Be sure to ask the startup if it has received venture funding, Greenberg says. Companies won't say how much money they have, but you want to get a sense of whether the company will last more than 12 months.
Also, find out how many staff members and clients they have, and how many employees are in client support, Weiner says. "Just because a business is new doesn't make it a dealbreaker, but you need to go in with your eyes wide open."
The price might be right
Startups know you're taking a chance, so some will offer "incentives or assurances for taking that risk," Weiner notes.
Incentives might include one-time or ongoing discounts (free in some cases) on software or services including licensing fees, implementation costs, support, and training, Weiner says.
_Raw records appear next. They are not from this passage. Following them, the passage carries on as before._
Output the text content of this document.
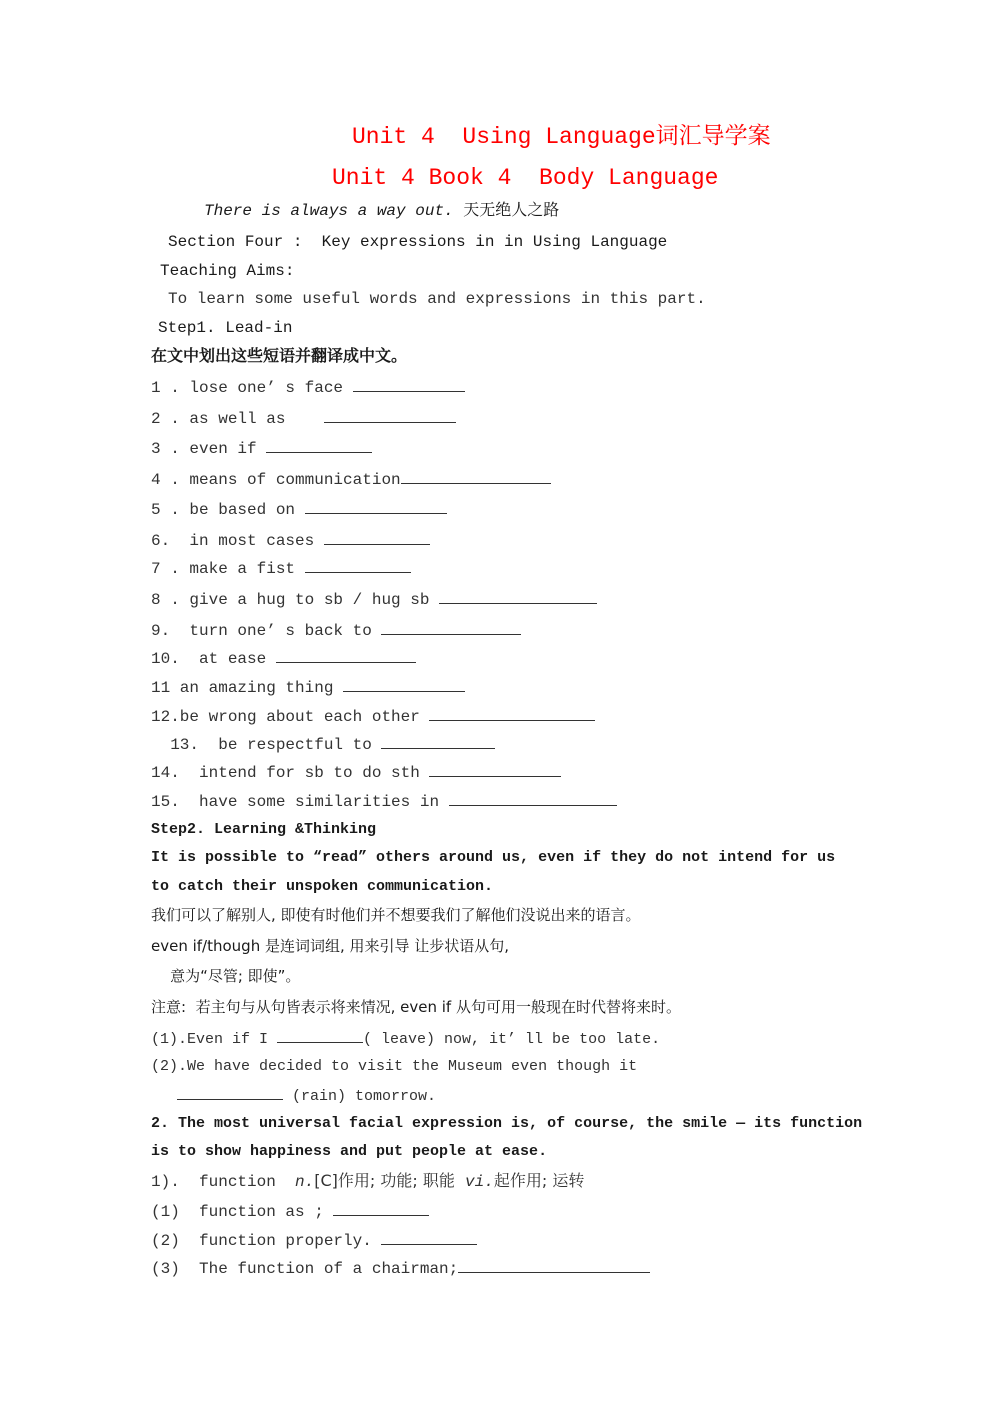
Unit 4  Using Language词汇导学案
Unit 4 Book 4  Body Language
There is always a way out. 天无绝人之路
Section Four :  Key expressions in in Using Language
Teaching Aims:
To learn some useful words and expressions in this part.
Step1. Lead-in
在文中划出这些短语并翻译成中文。
1 . lose one’ s face
2 . as well as
3 . even if
4 . means of communication
5 . be based on
6.  in most cases
7 . make a fist
8 . give a hug to sb / hug sb
9.  turn one’ s back to
10.  at ease
11 an amazing thing
12.be wrong about each other
13.  be respectful to
14.  intend for sb to do sth
15.  have some similarities in
Step2. Learning &Thinking
It is possible to “read” others around us, even if they do not intend for us
to catch their unspoken communication.
我们可以了解别人, 即使有时他们并不想要我们了解他们没说出来的语言。
even if/though 是连词词组, 用来引导 让步状语从句,
意为“尽管; 即使”。
注意:  若主句与从句皆表示将来情况, even if 从句可用一般现在时代替将来时。
(1).Even if I	( leave) now, it’ ll be too late.
(2).We have decided to visit the Museum even though it
(rain) tomorrow.
2. The most universal facial expression is, of course, the smile — its function
is to show happiness and put people at ease.
1).  function  n.[C]作用; 功能; 职能  vi.起作用; 运转
(1)  function as ;
(2)  function properly.
(3)  The function of a chairman;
The company might also want advancement professionals to speak on panels with them at conferences and offer to pay the cost of sending the project manager to industry events.
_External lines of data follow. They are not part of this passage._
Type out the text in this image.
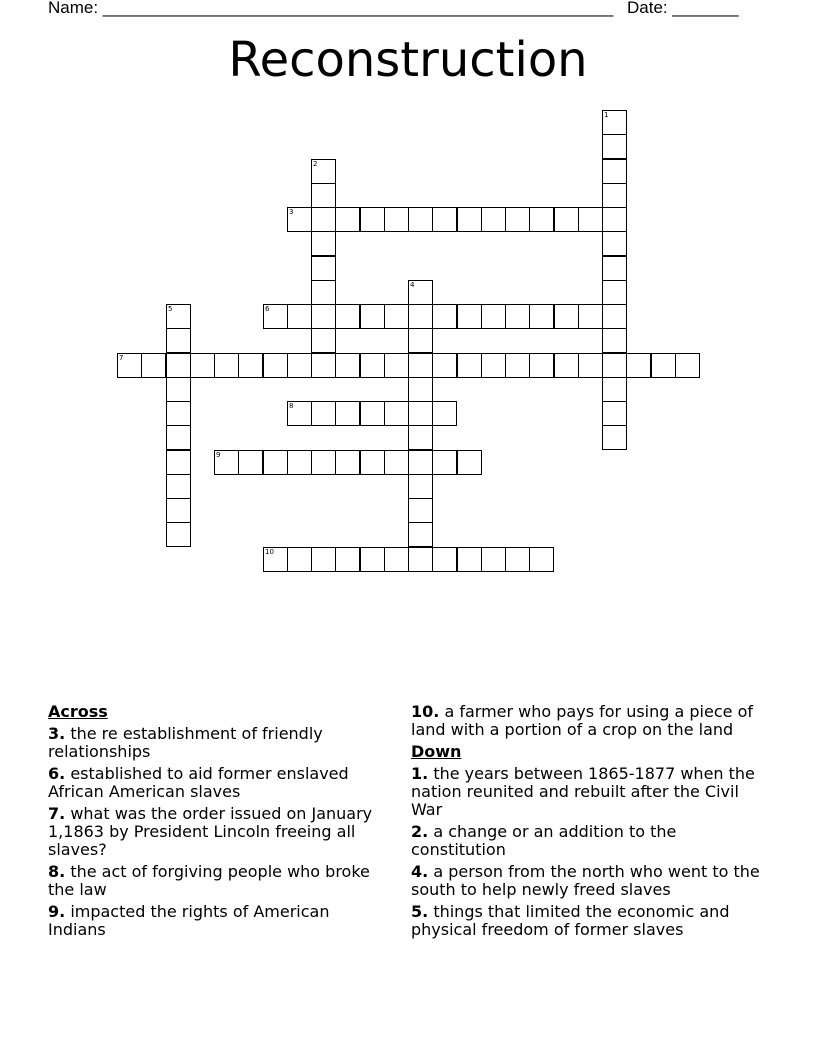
Name: ______________________________________________________ Date: _______
Reconstruction
1
2
3
4
5	6
7
8
9
10
Across
3. the re establishment of friendly relationships
6. established to aid former enslaved African American slaves
7. what was the order issued on January 1,1863 by President Lincoln freeing all slaves?
8. the act of forgiving people who broke the law
9. impacted the rights of American Indians
10. a farmer who pays for using a piece of land with a portion of a crop on the land
Down
1. the years between 1865-1877 when the nation reunited and rebuilt after the Civil War
2. a change or an addition to the constitution
4. a person from the north who went to the south to help newly freed slaves
5. things that limited the economic and physical freedom of former slaves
"Think fair price but not lowest price," Greenberg warns. "Going for a low cost in the early days means that company may not be around. Think about what you're paying for. Could you work for free for that long? Institutions end up getting hurt when a startup goes out of business."
Buyer beware
If the startup's team is completely inexperienced, you don't want them using you for trial and error. They should have some experience before the startup, Greenberg says. Without it, they may not know expectations of a business-to-business relationship. Also: Are they listening to you or are they telling? Are they getting feedback from you? Or are they saying this is our vision, take it or leave it?
New Products to Watch
Innovative products are continually introduced into the advancement market. Here are 12 new companies (or companies new to advancement) that a variety of advancement practitioners recommend checking out.
Uprising Technology
Advancement staff and fundraisers use Uprising to search multiple systems with one login and a Google-like interface. With cloud visualization, everything is accessible from any device.
NewSci
Universities use a variety of applications, creating siloed data. NewSci brings that disconnected data together into a platform to provide the end-user with insight.
EverTrue
The EverTrue platform combines donor data with engagement and wealth indicators from social media channels like Facebook and LinkedIn to help institutions understand their alumni base.
Raising Insight
Raising Insight continues to refine an advancement-specific information reporting and analytics platform, ABI (Advancement Business Intelligence).
Michelangelo Pro
Developed at the University of Washington, Michelangelo Pro helps institutions navigate their data to discover, among other things, the target audience for fundraising campaigns.
Almabase
With this alumni relations software, users can create an online community for alumni to network, communicate with graduates, facilitate alumni-student mentoring, manage an alumni jobs board, receive online gifts, and manage event tickets.
Hubbub
Hubbub offers solutions for giving day, ambassadors tools, crowdfunding, giving pages, influencer reports, and Twitter analytics.
Tassl
Tassl's engagement technology
combines a constituent engagement app, volunteer leader tools, and engagement metrics software to help institutions effectively engage alumni networks.
Pledgemine
Pledgemine offers solutions, software, and a special design team for higher ed fundraising tasks like appeals, pledge fulfillment, stewardship, and emails.
Tableau
The world's largest organizations can use their data with Tableau's desktop analyst, server, and cloud.
Advizor Solutions
This fundraising analytical solution offers dashboard design and deployment to help institutions reach a fundraising goal, strategic assessments, and prospective donor screenings and scoring from quantitative experts, training, workshops, and monthly consulting.
MEG
MEG (formally known as Monthly Engaged Giving) is a specialist in marketing, giver recruiting, and donor stewardship focused on monthly giving.